4. No student could be scheduled to have an “ineffective” teacher two years in a row (by proposed changes to state education law). This would likely require disclosure of which teachers are “ineffective” for scheduling purposes (and possibly to parents). This is a massive invasion of privacy that was already legislated. Such information is currently not shared outside of the administration and impacted teacher. Parents can only gain this information through a district determined process and, even then, the parents can only know where their student’s teacher falls on the “HEDI” range.

5. Merit pay would be established and, apparently, would not be collectively bargained. Districts would be empowered to “design innovative compensation models based on educator performance”. According to Chancellor Tisch’s letter, our Association would not be privy to the process for how this “compensation” would be doled out and what the criteria would be for merit pay.

6. Teachers would be required to wait five years before they could be granted tenure. Additionally, teacher certification tests would become vastly more challenging.

7. Schools who do not meet the Governor and Chancellor Tisch’s performance expectations, would be closed and replaced with “institutions that are up to the task” which would likely be for-profit charter schools. Additionally, Chancellor Tisch is effectively asking the state legislature for unfettered authority to open and close schools based on metrics (state test scores) that she controls. The Regents and the State Education Department can raise or lower cut scores, and therefore “achievement” gains or losses, at a whim. We have seen this over the past two years as the Common Core assessments become integrated into the APPR. This is, without question, unlimited power for Tisch, the Regents, and the enemies of public education. Furthermore, Tisch seeks to uncap the limit on for-profit charter schools.

 

These changes are not speculative or “what if’s”.  Read the letters linked above, read what NYSUT is saying.

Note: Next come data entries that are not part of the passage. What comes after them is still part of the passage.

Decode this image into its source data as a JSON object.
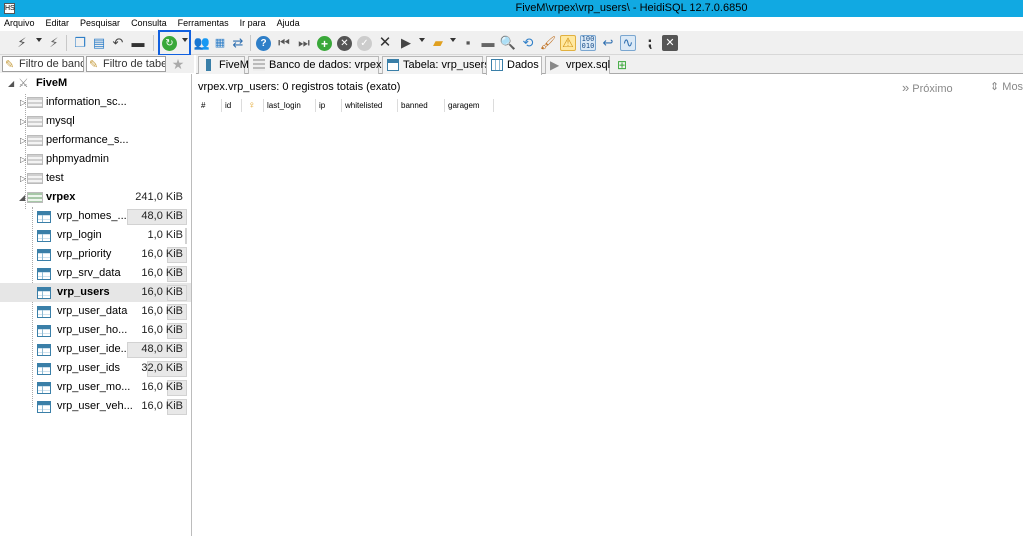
{
  "window": {
    "title": "FiveM\\vrpex\\vrp_users\\ - HeidiSQL 12.7.0.6850",
    "app_icon": "HS"
  },
  "menu": [
    "Arquivo",
    "Editar",
    "Pesquisar",
    "Consulta",
    "Ferramentas",
    "Ir para",
    "Ajuda"
  ],
  "filters": {
    "database": "Filtro de banco",
    "table": "Filtro de tabela"
  },
  "tabs": [
    {
      "label": "FiveM",
      "icon": "server-icon"
    },
    {
      "label": "Banco de dados: vrpex",
      "icon": "database-icon"
    },
    {
      "label": "Tabela: vrp_users",
      "icon": "table-icon"
    },
    {
      "label": "Dados",
      "icon": "grid-icon",
      "active": true
    },
    {
      "label": "vrpex.sql",
      "icon": "query-icon"
    }
  ],
  "tree": {
    "root": "FiveM",
    "databases": [
      "information_sc...",
      "mysql",
      "performance_s...",
      "phpmyadmin",
      "test"
    ],
    "open_db": {
      "name": "vrpex",
      "size": "241,0 KiB"
    },
    "tables": [
      {
        "name": "vrp_homes_...",
        "size": "48,0 KiB",
        "fill": 0.36
      },
      {
        "name": "vrp_login",
        "size": "1,0 KiB",
        "fill": 0.01
      },
      {
        "name": "vrp_priority",
        "size": "16,0 KiB",
        "fill": 0.12
      },
      {
        "name": "vrp_srv_data",
        "size": "16,0 KiB",
        "fill": 0.12
      },
      {
        "name": "vrp_users",
        "size": "16,0 KiB",
        "fill": 0.12,
        "selected": true
      },
      {
        "name": "vrp_user_data",
        "size": "16,0 KiB",
        "fill": 0.12
      },
      {
        "name": "vrp_user_ho...",
        "size": "16,0 KiB",
        "fill": 0.12
      },
      {
        "name": "vrp_user_ide...",
        "size": "48,0 KiB",
        "fill": 0.36
      },
      {
        "name": "vrp_user_ids",
        "size": "32,0 KiB",
        "fill": 0.24
      },
      {
        "name": "vrp_user_mo...",
        "size": "16,0 KiB",
        "fill": 0.12
      },
      {
        "name": "vrp_user_veh...",
        "size": "16,0 KiB",
        "fill": 0.12
      }
    ]
  },
  "data": {
    "info": "vrpex.vrp_users: 0 registros totais (exato)",
    "next_label": "Próximo",
    "more_label": "Mos",
    "columns": [
      "#",
      "id",
      "",
      "last_login",
      "ip",
      "whitelisted",
      "banned",
      "garagem"
    ]
  },
  "colors": {
    "titlebar": "#11a9e2",
    "highlight": "#1060e0"
  }
}
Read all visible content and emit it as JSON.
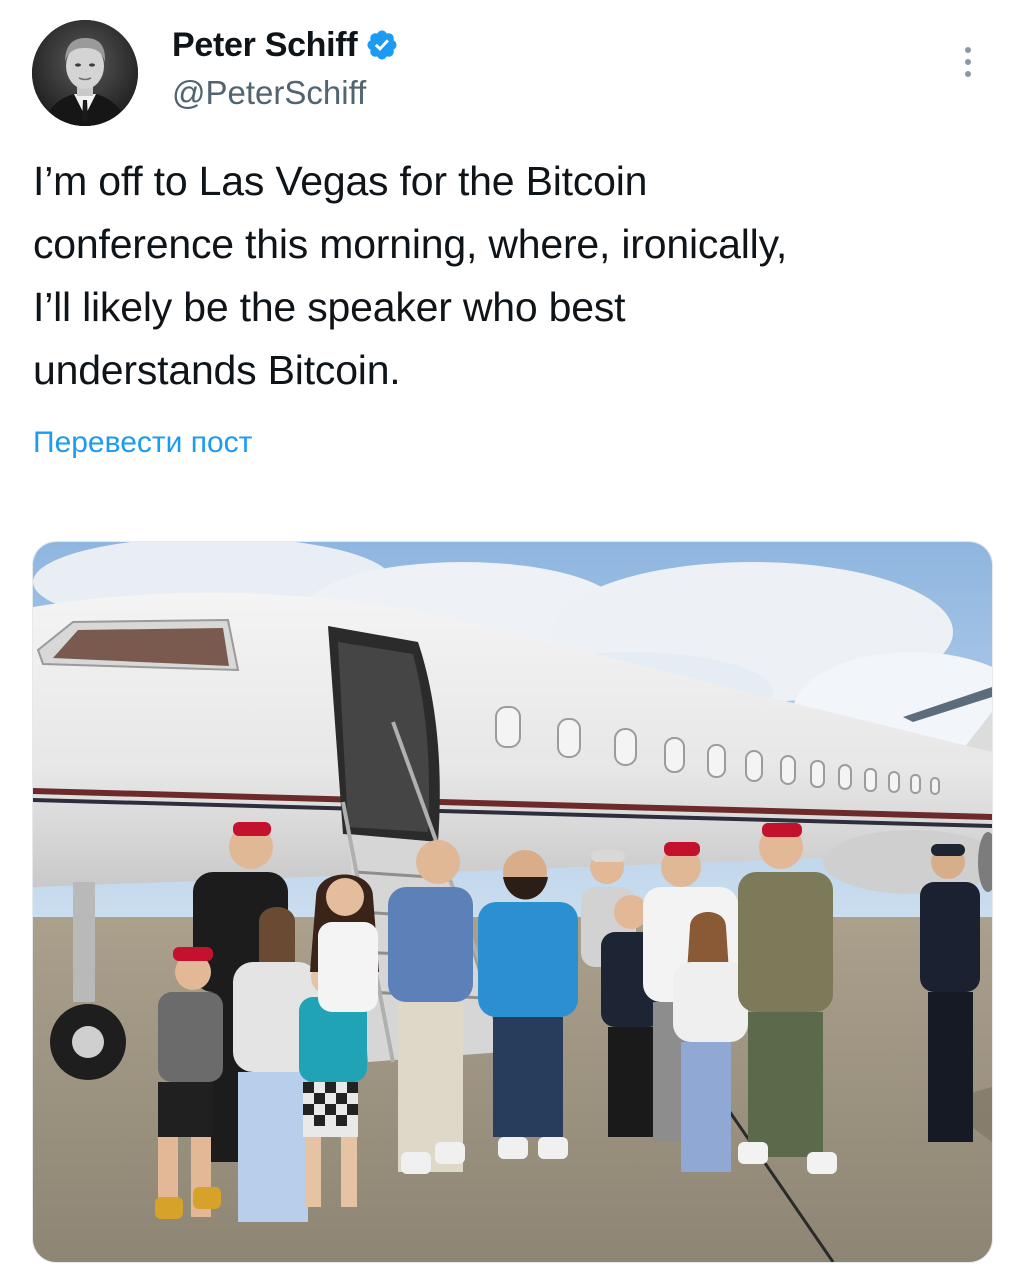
{
  "tweet": {
    "author": {
      "display_name": "Peter Schiff",
      "handle": "@PeterSchiff",
      "verified": true,
      "verified_color": "#1d9bf0"
    },
    "text": "I’m off to Las Vegas for the Bitcoin\nconference this morning, where, ironically,\nI’ll likely be the speaker who best\nunderstands Bitcoin.",
    "translate_label": "Перевести пост",
    "accent_color": "#1d9bf0",
    "icons": {
      "more": "more-vertical-icon",
      "verified": "verified-badge-icon"
    },
    "media": {
      "type": "photo"
    }
  }
}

This is our FUTURE!!!!

 

In 2010, all of us (NYSUT included) were caught off guard at the scope and scale of Race to the Top, the Common Core standards, and the APPR law 3012-c. These initiatives completely changed education as we know it. These changes, with very few exceptions, were wholly negative for teachers and bad for children.

 

Here we are, four years later, with two of the most important figures in state politics and education having an open discussion about how to unequivocally destroy public education in the state of New York. They have become our enemies and our students enemies. They are brash, unencumbered, and openly declaring war on our profession. They seek to eliminate collective bargaining’s impact in the areas of evaluation. They ignore mandatory subjects of negotiation, like compensation. They have so little respect for teachers, and the institutions that represent us, that they openly write about changing due process tenure. This would have been unthinkable five years ago. They do not care about what’s best for kids, teachers, or schools; only headlines and perception. There is no subterfuge here. Governor Cuomo and Chancellor Tisch seek to end public education as we know it. They want to break the back of NYSUT. They want to make our loca irrelevant. If we do not act now, all will be lost.

 

Simply put, we are at war!

 

I say to you now, we must become part of the solution. We must take up this cause as we never have before. We cannot be blind to what is about to occur in this state budget cycle.